Microsoft 365 E5 is a powerful suite — but at $57 per user per month, it's also one of the most expensive per-seat licenses in the Microsoft ecosystem. E3, by contrast, sits at $36/user/month. That's a $21/month gap per seat, or $252/user/year.
For a 500-user organization, every 10% of users you can safely downgrade saves you over $12,600 annually. The question isn't whether the savings matter — it's whether the move is safe for each individual user.
What You Actually Get with E5 (vs E3)
Here's a focused comparison of the features that actually determine whether a user needs E5:
| Feature | E3 | E5 |
|---|---|---|
| Azure AD P2 / Entra ID P2 (PIM) | No | Yes |
| Microsoft Defender for Endpoint P2 | No | Yes |
| Microsoft Purview eDiscovery Premium | No | Yes |
| Risk-based Conditional Access | No | Yes |
| Microsoft Purview Advanced Audit | No | Yes |
| Microsoft Defender for Office 365 P2 | No | Yes |
| Power BI Pro | No | Yes |
E3 is not a stripped-down license — it includes Exchange Online, SharePoint, Teams, Intune, Azure AD P1, and Defender for Office 365 P1. For the majority of users in most organizations, E3 covers everything they do.
The 5 Signals That Block a Safe Downgrade
A user genuinely needs E5 if they rely on one or more of these:
1. Privileged Identity Management (PIM)
PIM is an Entra ID P2 feature that lets you assign time-limited, just-in-time privileged roles. If a user has an active or eligible PIM role assignment — whether for Azure AD, Azure resources, or Microsoft 365 groups — they need the P2 entitlement that comes with E5.
2. Risk-Based Conditional Access
Risk-based CA policies evaluate sign-in risk and user risk signals (leaked credentials, atypical travel, etc.) and enforce step-up authentication. These policies require Entra ID P2. If your security posture depends on these policies covering a user, that user needs E5.
3. eDiscovery Premium Custodianship
Microsoft Purview eDiscovery Premium (formerly Advanced eDiscovery) provides custodian-based legal hold and AI-driven document review. If a user is a custodian in an active eDiscovery Premium case, their license must include E5 compliance features.

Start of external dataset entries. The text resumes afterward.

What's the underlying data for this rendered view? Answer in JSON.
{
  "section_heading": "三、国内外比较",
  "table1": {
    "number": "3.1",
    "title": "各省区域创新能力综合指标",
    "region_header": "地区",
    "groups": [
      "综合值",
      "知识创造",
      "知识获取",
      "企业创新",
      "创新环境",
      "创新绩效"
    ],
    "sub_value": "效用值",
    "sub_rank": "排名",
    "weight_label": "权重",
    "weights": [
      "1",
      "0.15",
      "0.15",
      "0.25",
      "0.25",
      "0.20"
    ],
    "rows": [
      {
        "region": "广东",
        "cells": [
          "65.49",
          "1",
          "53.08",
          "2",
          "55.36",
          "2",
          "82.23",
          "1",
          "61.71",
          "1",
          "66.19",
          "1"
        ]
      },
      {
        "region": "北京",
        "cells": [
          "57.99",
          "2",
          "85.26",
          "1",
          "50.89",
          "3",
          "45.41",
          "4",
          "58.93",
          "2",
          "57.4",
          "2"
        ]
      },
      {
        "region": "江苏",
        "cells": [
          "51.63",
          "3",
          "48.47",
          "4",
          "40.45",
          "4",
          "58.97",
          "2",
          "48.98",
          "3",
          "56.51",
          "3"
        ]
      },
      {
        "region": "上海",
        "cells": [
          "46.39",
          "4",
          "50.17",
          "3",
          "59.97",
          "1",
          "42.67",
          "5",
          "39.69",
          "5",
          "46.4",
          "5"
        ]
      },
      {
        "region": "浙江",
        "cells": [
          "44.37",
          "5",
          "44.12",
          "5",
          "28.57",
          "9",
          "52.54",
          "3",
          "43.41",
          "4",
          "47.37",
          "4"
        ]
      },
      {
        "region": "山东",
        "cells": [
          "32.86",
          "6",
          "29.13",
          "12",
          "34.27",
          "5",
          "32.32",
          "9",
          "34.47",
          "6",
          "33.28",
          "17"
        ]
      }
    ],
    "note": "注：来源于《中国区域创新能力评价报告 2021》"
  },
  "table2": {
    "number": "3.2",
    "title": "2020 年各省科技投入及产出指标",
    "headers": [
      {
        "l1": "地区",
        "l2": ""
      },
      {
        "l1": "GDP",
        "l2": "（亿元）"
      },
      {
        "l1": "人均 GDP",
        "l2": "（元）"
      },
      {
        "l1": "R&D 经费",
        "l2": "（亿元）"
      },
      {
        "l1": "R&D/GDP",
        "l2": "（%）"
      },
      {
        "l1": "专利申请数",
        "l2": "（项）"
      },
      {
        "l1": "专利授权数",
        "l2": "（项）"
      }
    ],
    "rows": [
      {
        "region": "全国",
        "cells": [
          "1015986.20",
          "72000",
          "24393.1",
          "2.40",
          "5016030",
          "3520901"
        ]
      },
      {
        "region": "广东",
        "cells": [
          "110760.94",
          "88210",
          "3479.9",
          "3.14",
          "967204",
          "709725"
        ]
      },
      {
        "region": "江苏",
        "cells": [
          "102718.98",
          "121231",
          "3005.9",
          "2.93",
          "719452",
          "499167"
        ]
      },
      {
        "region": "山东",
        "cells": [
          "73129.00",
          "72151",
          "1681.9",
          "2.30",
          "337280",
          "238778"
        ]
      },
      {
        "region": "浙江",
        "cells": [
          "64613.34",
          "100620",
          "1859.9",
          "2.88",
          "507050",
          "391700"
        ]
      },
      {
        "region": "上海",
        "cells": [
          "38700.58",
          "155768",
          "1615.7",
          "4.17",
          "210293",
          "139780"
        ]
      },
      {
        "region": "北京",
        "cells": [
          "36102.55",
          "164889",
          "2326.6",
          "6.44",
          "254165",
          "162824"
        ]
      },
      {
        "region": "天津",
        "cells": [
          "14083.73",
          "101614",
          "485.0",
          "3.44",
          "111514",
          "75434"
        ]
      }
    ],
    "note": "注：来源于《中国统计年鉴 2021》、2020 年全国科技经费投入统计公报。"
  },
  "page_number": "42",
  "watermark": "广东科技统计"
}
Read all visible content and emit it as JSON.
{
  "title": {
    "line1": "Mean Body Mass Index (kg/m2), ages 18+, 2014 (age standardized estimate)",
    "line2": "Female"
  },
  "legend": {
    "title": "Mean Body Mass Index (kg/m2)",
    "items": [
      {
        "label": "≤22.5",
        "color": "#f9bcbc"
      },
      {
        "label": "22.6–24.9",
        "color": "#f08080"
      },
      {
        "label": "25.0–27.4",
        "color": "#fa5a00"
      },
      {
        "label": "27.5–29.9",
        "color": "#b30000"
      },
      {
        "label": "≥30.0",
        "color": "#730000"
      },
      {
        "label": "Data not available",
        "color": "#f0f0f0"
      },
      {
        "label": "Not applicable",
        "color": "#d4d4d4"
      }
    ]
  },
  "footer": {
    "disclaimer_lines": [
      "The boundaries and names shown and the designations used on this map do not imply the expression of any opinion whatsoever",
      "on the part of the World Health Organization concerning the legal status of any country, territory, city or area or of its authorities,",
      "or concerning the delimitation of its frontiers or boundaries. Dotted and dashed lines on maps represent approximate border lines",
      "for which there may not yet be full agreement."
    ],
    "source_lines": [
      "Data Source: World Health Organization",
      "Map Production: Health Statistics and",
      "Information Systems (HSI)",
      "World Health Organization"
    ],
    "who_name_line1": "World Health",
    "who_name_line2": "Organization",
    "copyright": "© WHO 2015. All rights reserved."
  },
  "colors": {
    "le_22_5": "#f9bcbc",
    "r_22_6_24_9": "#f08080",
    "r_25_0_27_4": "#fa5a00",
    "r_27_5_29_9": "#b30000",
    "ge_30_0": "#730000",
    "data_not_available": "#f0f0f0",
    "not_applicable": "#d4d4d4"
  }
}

4. Defender for Endpoint P2 Device
If a user's primary device is onboarded to Microsoft Defender for Endpoint Plan 2 — with EDR, attack surface reduction, and advanced hunting — that user requires a Defender P2 license. E3 only includes Defender for Business (up to 300 seats) or Defender P1.
5. Advanced Audit
Microsoft Purview Advanced Audit (formerly Advanced Audit in M365) provides 1-year audit log retention, 10-year retention with add-on, and intelligent insights for forensic investigations. Users who are the subject of compliance review or whose activity must be retained for regulatory reasons need this.
Who Is Safe to Downgrade?
A user is safe to move from E5 to E3 when:
- They have no active or eligible PIM role assignments
- They are not covered by risk-based CA policies (or those policies have been removed/reassigned)
- They are not a custodian in any eDiscovery Premium case
- Their device is not enrolled in Defender for Endpoint P2
- They are not subject to advanced audit requirements
For most organizations, this describes the majority of end users — people in roles like sales, marketing, finance, and general operations who use Microsoft 365 for email, documents, and collaboration, but aren't administrators, security staff, or legal custodians.
The Cost Math
| Scenario | Users | Savings |
|---|---|---|
| 100-user org, 50% safe to downgrade | 50 users | $12,600/year |
| 250-user org, 60% safe to downgrade | 150 users | $37,800/year |
| 500-user org, 70% safe to downgrade | 350 users | $88,200/year |
These numbers assume the full $252/user/year delta. In practice, you may negotiate volume pricing — but the proportional relationship holds.
The Hard Part: Knowing Who Is Actually Safe
The challenge is that determining downgrade safety manually requires correlating data across multiple Microsoft APIs:
- Entra ID for PIM role assignments
- Graph API for Conditional Access policy scoping
- Purview for eDiscovery custodian status
- Defender Security Center for MDE device enrollment
Most IT teams don't have a single report that combines all of these. That's the problem M365 Assist was built to solve — connect your tenant, run a scan, and get a per-user classification (Safe, Safe with Remediation, Not Safe, or Requires Review) in minutes.
This article is for informational purposes only and does not constitute legal or financial advice. Microsoft product names, pricing, and licensing terms are subject to change. Verify all details against current Microsoft documentation and your specific agreement terms before making purchasing decisions.